What about less extreme situations? We have everyday tribalism all around all the time but we now also have social reinforcement via social networks. People who once thought they had minority viewpoints so kept relatively quiet can now find others with similar views, then feel more powerful and become more vocal and even aggressive. If you are the only one in a village with an extreme view, you might have previously self censored to avoid being ostracized. If you become part of a worldwide community of millions of like mind, it is more tempting to air those views and become an activist, knowing you have backup. With the added potential anonymity conferred by the network and no fear of physical attack, some people become more aggressive.
So social networks have increased the potential for tribal aggression as well as making people more aware of the world around them. On balance, it seems that tribal forces increase more than the forces to reduce oppression. Even those who claim to be defending others often do so more aggressively. Gentle persuasion is frequently replaced by inquisitions, witch hunts, fierce and destructive attacks.
If so, social networking is a bad thing overall in terms of peaceful coexistence. Meeting new people and staying in touch with friends and family still remain strongly beneficial to personal emotional well-being and also to cohesion within tribes. It is the combination of the enhanced personal feeling of security and the consequential bravery to engage in tribal conflict that is dangerous.
We see this new conflict in politics, religion, sexual attitudes, gender relations, racial conflicts, cultural conflicts, age, even in adherence to secular religions such as warmism. But especially in politics now; left and right no longer tolerate each other and the level of aggression between them increases continually.

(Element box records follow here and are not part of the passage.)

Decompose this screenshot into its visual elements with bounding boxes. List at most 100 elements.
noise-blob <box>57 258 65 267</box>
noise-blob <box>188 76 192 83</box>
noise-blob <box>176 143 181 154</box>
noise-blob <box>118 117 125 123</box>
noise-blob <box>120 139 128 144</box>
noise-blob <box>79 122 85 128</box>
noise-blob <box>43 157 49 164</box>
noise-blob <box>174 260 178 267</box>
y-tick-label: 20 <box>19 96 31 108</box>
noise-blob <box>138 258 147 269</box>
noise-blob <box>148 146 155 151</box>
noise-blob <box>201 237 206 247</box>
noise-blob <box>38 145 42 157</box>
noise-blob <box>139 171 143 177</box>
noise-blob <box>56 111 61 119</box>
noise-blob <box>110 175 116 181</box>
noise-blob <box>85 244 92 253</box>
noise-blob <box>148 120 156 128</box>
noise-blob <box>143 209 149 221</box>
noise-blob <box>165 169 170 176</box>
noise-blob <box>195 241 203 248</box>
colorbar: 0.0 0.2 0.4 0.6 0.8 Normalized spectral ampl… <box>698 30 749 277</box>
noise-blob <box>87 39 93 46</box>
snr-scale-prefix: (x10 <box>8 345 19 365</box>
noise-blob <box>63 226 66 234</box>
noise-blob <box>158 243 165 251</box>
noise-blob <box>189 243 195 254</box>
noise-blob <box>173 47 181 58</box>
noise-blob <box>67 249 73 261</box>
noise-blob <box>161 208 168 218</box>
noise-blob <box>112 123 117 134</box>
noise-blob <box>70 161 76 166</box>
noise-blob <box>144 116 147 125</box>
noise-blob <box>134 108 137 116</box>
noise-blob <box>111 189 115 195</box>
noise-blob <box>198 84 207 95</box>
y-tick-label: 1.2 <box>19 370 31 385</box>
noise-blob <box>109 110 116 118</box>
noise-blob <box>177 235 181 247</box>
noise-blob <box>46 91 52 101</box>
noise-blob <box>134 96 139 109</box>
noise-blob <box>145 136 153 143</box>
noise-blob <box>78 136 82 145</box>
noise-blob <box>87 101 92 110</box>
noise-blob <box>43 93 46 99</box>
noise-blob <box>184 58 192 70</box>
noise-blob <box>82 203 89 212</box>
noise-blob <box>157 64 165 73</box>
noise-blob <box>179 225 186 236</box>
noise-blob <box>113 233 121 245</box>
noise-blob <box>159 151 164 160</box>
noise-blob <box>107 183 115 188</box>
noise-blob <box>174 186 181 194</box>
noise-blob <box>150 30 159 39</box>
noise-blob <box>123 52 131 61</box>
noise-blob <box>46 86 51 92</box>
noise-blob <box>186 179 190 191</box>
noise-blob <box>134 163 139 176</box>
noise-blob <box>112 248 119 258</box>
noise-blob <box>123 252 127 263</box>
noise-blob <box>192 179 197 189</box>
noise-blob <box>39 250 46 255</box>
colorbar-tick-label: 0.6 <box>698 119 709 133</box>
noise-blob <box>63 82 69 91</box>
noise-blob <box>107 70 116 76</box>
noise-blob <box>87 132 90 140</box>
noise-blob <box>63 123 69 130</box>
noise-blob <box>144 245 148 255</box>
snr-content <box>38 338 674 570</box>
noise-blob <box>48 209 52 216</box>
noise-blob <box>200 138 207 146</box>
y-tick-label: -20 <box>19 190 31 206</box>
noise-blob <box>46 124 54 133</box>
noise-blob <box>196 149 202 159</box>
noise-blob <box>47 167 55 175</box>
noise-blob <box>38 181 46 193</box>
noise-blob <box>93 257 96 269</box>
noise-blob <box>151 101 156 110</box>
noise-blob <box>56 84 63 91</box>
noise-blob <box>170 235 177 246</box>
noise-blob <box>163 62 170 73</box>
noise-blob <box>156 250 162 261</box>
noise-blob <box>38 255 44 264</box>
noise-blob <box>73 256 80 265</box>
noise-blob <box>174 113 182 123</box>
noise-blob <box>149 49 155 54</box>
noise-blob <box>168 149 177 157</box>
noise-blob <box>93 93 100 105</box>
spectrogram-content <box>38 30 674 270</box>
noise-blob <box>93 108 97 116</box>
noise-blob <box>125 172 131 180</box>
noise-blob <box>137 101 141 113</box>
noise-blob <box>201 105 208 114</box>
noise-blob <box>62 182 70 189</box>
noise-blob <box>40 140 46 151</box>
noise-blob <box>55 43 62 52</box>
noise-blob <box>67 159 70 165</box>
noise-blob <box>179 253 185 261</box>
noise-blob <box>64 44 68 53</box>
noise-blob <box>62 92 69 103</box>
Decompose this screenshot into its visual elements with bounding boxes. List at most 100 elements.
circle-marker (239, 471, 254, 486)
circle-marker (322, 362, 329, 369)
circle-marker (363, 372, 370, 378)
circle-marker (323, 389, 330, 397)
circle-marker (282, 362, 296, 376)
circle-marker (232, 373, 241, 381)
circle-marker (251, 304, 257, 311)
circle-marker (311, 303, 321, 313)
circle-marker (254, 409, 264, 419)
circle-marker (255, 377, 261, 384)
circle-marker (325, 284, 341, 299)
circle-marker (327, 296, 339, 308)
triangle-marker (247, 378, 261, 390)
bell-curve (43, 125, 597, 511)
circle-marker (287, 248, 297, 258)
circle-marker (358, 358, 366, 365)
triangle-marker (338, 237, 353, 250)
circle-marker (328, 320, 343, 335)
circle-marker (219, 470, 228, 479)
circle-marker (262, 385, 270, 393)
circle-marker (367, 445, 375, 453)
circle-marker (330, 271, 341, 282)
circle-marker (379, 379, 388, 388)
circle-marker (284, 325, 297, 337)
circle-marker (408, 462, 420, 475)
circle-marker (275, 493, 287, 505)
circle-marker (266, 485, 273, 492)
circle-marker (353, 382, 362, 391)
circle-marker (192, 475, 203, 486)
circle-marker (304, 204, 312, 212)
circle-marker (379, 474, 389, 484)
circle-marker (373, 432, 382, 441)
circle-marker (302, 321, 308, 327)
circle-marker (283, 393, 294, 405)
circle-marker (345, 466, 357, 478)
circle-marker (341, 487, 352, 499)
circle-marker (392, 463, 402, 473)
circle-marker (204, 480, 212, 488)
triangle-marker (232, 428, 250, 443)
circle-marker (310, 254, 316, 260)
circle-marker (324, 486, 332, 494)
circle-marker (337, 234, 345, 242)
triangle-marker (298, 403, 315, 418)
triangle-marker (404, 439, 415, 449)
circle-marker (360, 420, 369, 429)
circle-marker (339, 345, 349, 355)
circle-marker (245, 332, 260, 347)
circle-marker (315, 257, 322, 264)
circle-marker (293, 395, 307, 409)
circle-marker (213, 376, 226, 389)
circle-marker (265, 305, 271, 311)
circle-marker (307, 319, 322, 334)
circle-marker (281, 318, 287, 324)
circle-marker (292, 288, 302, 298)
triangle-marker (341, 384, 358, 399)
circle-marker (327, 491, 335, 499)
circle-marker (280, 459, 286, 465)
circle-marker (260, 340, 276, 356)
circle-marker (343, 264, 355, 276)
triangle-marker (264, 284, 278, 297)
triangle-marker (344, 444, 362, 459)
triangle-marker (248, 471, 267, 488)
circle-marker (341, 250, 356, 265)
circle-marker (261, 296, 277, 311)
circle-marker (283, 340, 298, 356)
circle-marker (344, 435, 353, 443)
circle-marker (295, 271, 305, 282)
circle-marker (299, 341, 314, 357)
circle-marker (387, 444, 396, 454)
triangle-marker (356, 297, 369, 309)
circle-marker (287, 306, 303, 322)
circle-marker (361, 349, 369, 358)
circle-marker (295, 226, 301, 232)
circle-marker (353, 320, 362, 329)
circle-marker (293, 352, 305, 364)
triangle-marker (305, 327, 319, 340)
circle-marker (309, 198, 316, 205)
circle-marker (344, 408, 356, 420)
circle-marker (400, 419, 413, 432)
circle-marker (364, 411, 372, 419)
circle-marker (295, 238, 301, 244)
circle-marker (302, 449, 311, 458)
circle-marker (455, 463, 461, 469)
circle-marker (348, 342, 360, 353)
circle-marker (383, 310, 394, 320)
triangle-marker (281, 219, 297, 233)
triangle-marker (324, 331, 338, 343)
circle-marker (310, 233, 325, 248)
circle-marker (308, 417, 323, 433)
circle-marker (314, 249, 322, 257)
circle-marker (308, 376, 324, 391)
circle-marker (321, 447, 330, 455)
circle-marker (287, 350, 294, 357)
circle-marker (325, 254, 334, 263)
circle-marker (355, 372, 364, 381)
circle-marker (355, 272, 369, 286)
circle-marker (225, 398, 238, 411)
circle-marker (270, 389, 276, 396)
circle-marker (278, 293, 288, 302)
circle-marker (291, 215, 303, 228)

If this increasing aggression and intolerance is really due to better social networking, then it is likely to get even worse as more and more people worldwide come online for longer and learn to use social networking tools more effectively.
As activists see more evidence that networking use produces results and reinforces their tribe and their effectiveness, they will do more of it. More activism will produce more extremism, leading to even more activism and more extremism. This circle of reinforcement might be very hard to escape. We may be doomed to more and more extremism, more aggressive relations between groups with different opinions, a society that is highly intolerant, and potentially unstable.
It is very sad that the optimism of the early net has been replaced by the stark reality of human nature. Tribal warfare goes back millennia, but was kept in check by geographic separation. Now that global migration and advanced social networking are mixing the tribes together, the inevitable conflicts are given a new and better equipped battlefield.